Manchmal ist auf einem Bild sofort zu erkennen, was mit Worten nicht zu beschreiben ist. Mikroskopische Aufnahmen geben einen Einblick in die faszinierende Welt der Forschung im Nanometer-Bereich.
Kostspielige Fotos
„Forscher haben sehr anspruchsvolle und spezifische Gerätewünsche“, erzählt Wilhelm Kincses, Leiter der Core Facility an der Universität Hohenheim. Technik im Wert von Millionen Euro können sich nur die wenigsten Labore allein leisten. Institute müssen sich deshalb zusammentun und gemeinsam Fördermittel beantragen. Nur wer gute Argumente vorbringen kann, kommt in die engere Auswahl. Die gewünschten Geräte müssen etwa einen hohen Nutzen für das Fachgebiet haben.
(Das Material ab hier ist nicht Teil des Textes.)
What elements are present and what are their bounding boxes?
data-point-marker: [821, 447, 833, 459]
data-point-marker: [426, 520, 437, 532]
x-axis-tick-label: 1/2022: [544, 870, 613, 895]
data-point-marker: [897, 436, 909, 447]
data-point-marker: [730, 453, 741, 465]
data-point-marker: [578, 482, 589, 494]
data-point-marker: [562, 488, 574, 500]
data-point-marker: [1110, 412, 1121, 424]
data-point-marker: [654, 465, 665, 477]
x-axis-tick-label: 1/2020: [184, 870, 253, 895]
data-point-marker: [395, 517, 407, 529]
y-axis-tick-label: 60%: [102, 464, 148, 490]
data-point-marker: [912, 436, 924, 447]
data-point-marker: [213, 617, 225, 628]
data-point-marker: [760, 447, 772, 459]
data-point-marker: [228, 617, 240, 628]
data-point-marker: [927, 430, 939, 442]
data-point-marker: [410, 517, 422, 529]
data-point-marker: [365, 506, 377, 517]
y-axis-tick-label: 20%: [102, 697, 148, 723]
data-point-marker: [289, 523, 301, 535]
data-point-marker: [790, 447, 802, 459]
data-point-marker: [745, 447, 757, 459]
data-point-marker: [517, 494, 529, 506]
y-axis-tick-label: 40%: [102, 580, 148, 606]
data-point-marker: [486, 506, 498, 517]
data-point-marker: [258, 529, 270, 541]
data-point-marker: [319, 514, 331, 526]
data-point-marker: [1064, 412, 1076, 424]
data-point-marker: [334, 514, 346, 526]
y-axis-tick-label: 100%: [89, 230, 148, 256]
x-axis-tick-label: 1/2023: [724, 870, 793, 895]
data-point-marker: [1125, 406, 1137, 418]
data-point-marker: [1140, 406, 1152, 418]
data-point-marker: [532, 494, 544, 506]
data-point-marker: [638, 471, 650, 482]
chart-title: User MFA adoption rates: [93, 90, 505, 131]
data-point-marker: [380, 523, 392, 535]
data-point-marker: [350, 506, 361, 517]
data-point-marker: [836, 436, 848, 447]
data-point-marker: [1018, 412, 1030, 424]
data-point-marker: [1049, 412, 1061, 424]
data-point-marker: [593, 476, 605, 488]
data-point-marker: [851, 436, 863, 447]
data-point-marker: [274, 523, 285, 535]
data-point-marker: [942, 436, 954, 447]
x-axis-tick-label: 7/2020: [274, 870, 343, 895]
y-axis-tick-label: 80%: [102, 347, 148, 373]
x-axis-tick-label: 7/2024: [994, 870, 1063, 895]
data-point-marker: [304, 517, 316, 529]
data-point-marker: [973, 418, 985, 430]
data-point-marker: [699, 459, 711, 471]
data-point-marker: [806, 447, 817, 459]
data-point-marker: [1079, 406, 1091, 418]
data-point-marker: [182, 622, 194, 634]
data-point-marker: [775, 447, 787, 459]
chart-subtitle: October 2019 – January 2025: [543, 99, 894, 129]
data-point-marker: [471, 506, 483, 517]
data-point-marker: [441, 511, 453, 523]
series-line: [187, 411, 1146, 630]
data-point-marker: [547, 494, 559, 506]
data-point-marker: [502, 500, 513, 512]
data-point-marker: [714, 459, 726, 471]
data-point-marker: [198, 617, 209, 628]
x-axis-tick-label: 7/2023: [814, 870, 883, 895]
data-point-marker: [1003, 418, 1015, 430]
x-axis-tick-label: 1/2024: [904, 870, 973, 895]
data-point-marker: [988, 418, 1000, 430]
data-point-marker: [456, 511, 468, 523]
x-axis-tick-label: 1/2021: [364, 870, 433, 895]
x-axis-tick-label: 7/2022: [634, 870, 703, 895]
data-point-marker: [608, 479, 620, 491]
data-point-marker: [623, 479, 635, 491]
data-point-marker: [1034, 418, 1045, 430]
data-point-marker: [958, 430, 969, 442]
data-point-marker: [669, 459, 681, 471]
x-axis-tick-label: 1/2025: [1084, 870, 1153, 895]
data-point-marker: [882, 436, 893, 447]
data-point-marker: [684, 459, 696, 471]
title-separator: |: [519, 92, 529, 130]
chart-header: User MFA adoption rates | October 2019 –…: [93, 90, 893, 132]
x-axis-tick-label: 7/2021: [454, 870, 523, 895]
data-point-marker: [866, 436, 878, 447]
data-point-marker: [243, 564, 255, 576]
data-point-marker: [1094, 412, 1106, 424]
Der Europäische Fond für regionale Entwicklung (EFRE) vergibt Mittel, um die Wirtschaft und Forschung in bestimmten Gebieten nach der Pandemie zu unterstützen. 2,6 Millionen Euro gingen Anfang des Jahres an den Verbund BioInterAct. Mitglieder sind die Universität Hohenheim, die Universität Tübingen und das Kompetenzzentrum Biodiversität und integrative Taxonomie (KomBioTa) des Naturkundemuseums Stuttgart. Ähnlich wie bei den Forschungsverbünden FutureIOT und AMICA haben sich die Institute mit einem gemeinsamen Ziel zusammengeschlossen. Sie verfolgen den Ansatz, mit dem neuen Imaging-Verbund aus fünf Hightech-Geräten, die Wechselwirkungen zwischen Pflanzen, Insekten und Boden zu visualisieren. Dank der neuen Technologien sollen neue Erkenntnisse in den Bereichen Agrarwissenschaften und Biodiversität gewonnen werden „Leider wird die Forschungsfrage oft von den technischen Möglichkeiten abhängig gemacht“, sagt Kincses, „das führt zu Forschungslücken, die es zu vermeiden gilt. Das wird jetzt nicht mehr passieren“.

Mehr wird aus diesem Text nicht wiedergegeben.